Alors que la marche des Fiertés approche, plus de 3000 personnes se sont réunies pour la deuxième édition de la Pride de Nuit. Retour sur un succès grandissant...
Ils étaient très nombreux hier, celles et ceux qui battaient le pavé pour la Pride de Nuit parisienne. Plus de trois mille à se rassembler devant la Fontaine des Innocents puis à rejoindre la marche jusqu’à la place Baudoyer, faisant de celle-ci un véritable succès.
Trois mille, c’est au moins trois fois plus que l’année dernière. « C’est pas moi, c’est la police qui l’a dit » s’amuse l’une des organisatrices.
Accès libre et gratuit au changement d’état civil pour les personnes trans, arrêt des mutilations et traitement sur les personnes intersexes/trans, l’accès équitable aux soins et à la prévention, l’ouverture du droit à la PMA, les revendications et frustrations sont nombreuses dans un contexte de crise politique et économique.

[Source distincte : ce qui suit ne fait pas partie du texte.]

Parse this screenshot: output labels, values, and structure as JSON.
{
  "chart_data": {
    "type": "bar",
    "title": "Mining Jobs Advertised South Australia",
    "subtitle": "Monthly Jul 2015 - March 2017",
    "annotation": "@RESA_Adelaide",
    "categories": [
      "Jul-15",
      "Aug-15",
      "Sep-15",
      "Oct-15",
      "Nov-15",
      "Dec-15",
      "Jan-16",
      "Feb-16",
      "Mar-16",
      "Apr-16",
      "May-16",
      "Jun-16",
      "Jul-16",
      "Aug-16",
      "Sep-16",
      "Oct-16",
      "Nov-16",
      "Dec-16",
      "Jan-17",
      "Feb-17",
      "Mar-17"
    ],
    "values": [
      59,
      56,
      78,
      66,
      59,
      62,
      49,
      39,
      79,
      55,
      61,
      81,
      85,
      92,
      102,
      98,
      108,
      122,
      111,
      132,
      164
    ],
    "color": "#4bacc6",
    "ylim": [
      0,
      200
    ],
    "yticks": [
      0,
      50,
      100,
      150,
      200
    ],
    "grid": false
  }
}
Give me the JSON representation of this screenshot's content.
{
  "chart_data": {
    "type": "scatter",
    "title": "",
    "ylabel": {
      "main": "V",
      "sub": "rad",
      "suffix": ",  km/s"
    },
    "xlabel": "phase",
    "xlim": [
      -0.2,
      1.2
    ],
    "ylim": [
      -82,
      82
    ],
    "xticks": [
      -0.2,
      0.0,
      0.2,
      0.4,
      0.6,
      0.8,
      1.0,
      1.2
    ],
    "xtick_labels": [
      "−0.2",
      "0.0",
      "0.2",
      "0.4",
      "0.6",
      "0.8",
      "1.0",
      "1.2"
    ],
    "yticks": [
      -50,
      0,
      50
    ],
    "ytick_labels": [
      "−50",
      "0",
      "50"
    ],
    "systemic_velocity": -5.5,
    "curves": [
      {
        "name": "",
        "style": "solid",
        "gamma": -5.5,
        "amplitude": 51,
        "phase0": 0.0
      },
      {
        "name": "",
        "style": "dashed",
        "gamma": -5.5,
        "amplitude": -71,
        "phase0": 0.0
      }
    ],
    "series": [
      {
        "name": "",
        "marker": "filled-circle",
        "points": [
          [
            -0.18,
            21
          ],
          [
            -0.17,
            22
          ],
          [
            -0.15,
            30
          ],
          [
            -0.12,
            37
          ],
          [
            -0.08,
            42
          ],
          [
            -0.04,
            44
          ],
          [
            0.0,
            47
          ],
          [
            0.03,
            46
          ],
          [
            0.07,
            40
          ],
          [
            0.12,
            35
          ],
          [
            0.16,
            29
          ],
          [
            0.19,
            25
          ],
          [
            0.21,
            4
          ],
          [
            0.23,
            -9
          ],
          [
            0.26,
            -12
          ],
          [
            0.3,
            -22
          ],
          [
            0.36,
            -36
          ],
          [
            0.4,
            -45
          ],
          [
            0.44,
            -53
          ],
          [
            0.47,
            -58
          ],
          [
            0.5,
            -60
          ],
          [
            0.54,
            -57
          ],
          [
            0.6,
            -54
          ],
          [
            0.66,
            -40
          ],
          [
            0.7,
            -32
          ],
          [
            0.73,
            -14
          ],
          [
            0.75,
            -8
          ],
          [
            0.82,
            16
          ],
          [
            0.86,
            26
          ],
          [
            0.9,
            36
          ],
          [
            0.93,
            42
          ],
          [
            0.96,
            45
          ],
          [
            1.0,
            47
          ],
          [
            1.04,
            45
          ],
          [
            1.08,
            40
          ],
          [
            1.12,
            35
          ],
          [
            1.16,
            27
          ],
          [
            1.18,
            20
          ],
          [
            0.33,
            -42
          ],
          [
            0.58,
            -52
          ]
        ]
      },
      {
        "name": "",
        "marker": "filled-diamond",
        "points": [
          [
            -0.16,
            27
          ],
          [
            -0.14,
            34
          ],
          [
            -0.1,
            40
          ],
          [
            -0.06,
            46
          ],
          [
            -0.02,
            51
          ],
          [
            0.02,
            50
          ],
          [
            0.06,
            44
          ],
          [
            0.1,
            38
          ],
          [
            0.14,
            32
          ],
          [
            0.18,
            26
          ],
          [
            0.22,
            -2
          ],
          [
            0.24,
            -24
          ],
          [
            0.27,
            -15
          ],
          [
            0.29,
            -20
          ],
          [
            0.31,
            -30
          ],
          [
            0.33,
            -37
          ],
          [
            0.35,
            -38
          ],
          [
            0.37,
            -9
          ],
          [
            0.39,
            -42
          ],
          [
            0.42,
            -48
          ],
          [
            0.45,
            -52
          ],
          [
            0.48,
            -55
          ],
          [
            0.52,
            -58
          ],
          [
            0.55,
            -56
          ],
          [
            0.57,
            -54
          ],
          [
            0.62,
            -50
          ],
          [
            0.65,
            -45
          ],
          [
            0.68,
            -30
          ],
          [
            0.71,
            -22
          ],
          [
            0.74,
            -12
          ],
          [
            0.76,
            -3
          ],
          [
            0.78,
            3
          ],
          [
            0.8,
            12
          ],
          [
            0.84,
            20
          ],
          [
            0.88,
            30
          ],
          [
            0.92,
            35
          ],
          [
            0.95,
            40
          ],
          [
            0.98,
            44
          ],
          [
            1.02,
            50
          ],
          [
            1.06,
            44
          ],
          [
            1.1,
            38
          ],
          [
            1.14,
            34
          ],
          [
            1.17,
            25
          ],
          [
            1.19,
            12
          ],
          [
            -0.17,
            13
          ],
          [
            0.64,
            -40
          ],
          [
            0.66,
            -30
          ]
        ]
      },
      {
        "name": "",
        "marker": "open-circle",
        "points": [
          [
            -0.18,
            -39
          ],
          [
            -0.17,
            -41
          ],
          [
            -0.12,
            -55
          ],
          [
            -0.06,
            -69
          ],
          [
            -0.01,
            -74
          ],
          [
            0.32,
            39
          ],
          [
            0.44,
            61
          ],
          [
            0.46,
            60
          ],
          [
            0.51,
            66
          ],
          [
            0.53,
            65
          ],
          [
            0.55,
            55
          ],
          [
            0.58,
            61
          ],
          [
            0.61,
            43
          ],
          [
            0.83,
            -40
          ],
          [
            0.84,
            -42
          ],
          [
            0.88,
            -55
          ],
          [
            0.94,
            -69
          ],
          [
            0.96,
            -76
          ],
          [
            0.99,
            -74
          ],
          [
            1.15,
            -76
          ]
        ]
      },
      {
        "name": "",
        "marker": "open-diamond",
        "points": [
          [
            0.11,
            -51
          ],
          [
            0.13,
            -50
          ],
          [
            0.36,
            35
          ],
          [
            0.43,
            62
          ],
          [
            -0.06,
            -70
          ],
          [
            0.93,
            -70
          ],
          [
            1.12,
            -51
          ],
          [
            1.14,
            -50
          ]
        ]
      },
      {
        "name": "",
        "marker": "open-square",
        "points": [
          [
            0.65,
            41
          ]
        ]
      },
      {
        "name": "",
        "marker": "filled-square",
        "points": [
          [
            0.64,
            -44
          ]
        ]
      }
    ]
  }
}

Fausses promesses, état d’urgence permanent, précarisation croissante des minorités, c’est évidemment le gouvernement qui se trouve critiqué frontalement, «PS, la fierté c’est pas son genre» clame d’ailleurs la bannière de tête.
Lors des prises de paroles, l’association Acceptess T, Outrans et Femmes en Luttes 93 rappellent avec passion et éloquence l’invisibilisation des luttes et des personnes LGBT issues des quartiers populaires. Elles évoquent les multi-discriminations auxquelles certain.e.s continuent de faire face régulièrement.
À l’indignation se mêlent également le choc et la douleur des récents événements, les violences dirigées envers les LGBT lors de la Pride improvisée malgré son interdiction à Istanbul mais aussi évidemment le massacre d’Orlando. Certains visages se crispent immédiatement alors que William, américain vivant à Paris, évoque dans un texte personnel et émouvant la date anniversaire de Stonewall et l’attaque du Pulse.
Au delà des prises de paroles, je retiendrai beaucoup de choses de cette Pride de Nuit.
Chanter et danser ensuite ensemble le long des quelques rues du Marais que la préfecture avait décidé d’octroyer à cette Pride, voir flotter les drapeaux d’Act Up mais aussi de nouvelles bannières et slogans issus de nouveaux groupes militants qui ont émergé au cours de ces derniers mois depuis l’instauration de l’état d’urgence, s’allonger dans la rue pour un die-in hommage, regarder les bougies s’allumer pour faire apparaître le nom de Brenda, une militante morte il y a quelques jours, alors que la nuit tombe sur la place Baudoyer, auront démontré encore une fois la grande force et la résilience à l’oeuvre dans ces moments où nous nous trouvons réunis par les émotions multiples que sont la colère, la tristesse mais aussi la joie d’être ensemble.
Les marches alternatives à la Marche des fiertés ne sont pas nouvelles, une participante me raconte brièvement la pride alternative berlinoise qui rassemble plusieurs milliers de personnes chaque année. De nombreux mouvements anglais critiquent quant à eux ouvertement la commercialisation de la grande Pride londonienne qui s'est tenue la semaine dernière, problème dont nous ne mesurons pas encore totalement l’ampleur à la différence des pays anglo-saxons, et réclament un retour aux origines de cette marche des Fiertés. Une origine qui trouve bien évidemment son point de départ, comme cela nous était rappelé hier au micro dans les révoltes de Stonewall lorsque de nombreuses femmes trans de couleur, de gays et lesbiennes décidèrent de s’opposer à la violence policière. Cette marche n’aura donc pas seulement réussi en ce qu’elle aura réuni plus de trois mille personnes d’âges et d’expériences diverses mais bien en ce qu’elle aura permis de réactiver quelque chose d’une continuité historique et mémorielle. Qu’elle aura été capable de rassembler de la diversité, de la visibiliser et de la respecter, mais également de faire résonner des souvenirs militants avec la mémoire de nombreux.s.e.s disparu.e.s tout en dessinant les contours d’une critique plus globale d’un système, où, comme nous le rappelait hier Femmes en Lutte 93 en reprenant la citation de l’écrivaine féministe noire-américaine Audre Lorde « Personne n’est libre tant que d’autres sont opprimées. » Continuons donc de briser le silence…
Un nouveau cortège radical se tiendra le jour de la Marche des fiertés.